Which of the following attacks targets high level executives to gain company information?
A.
Phishing
B.
Whaling
C.
Vishing
D.
Spoofing
Explanation:
Whaling is a specific kind of malicious hacking within the more general category of phishing, which
involves hunting for data that can be used by the hacker. In general, phishing efforts are focused on
collecting personal data about users. In whaling, the targets are high-ranking bankers, executives or
others in powerful positions or job titles.

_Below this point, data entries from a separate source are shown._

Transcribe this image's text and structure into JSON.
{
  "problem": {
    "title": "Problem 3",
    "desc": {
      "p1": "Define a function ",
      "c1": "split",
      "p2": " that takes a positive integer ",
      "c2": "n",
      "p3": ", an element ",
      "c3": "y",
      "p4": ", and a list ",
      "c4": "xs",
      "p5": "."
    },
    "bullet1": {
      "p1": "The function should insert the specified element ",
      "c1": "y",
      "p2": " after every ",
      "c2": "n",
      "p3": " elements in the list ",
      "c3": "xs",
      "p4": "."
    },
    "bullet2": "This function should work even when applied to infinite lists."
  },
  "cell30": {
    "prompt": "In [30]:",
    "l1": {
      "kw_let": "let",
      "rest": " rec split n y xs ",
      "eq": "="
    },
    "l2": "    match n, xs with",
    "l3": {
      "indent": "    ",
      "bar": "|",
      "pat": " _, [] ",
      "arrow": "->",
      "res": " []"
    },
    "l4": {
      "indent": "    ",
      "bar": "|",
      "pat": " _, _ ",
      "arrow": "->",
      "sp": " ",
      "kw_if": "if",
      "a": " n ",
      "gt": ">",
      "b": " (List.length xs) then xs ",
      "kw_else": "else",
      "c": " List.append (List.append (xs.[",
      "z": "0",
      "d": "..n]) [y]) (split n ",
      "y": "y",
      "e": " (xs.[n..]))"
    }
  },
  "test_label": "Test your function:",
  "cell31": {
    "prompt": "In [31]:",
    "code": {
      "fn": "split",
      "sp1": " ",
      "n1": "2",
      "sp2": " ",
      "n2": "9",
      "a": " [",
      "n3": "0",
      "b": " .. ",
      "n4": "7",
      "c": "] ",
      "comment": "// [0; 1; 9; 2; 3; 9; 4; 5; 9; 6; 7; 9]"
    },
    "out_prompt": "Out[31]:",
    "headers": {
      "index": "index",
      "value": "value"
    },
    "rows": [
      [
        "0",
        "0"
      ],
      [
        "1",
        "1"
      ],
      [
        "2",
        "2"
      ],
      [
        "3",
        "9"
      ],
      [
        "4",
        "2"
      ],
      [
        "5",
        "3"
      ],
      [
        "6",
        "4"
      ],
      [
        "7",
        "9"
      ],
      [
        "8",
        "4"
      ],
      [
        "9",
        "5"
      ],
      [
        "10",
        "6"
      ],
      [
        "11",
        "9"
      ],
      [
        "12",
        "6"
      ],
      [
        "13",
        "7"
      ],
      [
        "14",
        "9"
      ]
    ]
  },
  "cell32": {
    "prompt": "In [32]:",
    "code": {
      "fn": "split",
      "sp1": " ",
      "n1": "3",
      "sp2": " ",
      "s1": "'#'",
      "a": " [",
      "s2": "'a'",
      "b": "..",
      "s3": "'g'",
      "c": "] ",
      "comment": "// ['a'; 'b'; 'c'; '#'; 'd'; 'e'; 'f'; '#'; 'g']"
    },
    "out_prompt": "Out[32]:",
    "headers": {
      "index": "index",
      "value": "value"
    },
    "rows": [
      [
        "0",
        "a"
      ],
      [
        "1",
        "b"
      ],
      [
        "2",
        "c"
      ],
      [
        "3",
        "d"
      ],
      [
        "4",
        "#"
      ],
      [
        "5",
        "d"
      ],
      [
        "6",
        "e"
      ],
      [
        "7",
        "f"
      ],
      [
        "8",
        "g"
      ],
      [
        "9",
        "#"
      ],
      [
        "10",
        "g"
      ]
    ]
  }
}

Hackers who engage in whaling often describe these efforts as “reeling in a big fish,” applying a familiar
metaphor to the process of scouring technologies for loopholes and opportunities for data theft. Those
who are engaged in whaling may, for example, hack into specific networks where these powerful
individuals work or store sensitive data. They may also set up keylogging or other malware on a work
station associated with one of these executives. There are many ways that hackers can pursue whaling,
leading C-level or top-level executives in business and government to stay vigilant about the possibility of
cyber threats.
Incorrect Answers:
A: Phishing is the act of sending an email to a user falsely claiming to be an established legitimate
enterprise in an attempt to scam the user into surrendering private information that will be used for
identity theft.
Phishing email will direct the user to visit a website where they are asked to update personal information,
such as a password, credit card, social security, or bank account numbers, that the legitimate organization
already has. The website, however, is bogus and set up only to steal the information the user enters on
the page.
Phishing emails are blindly sent to thousands, if not millions of recipients. By spamming large groups of
people, the “phisher” counts on the email being read by a percentage of people who actually have an
account with the legitimate company being spoofed in the email and corresponding webpage.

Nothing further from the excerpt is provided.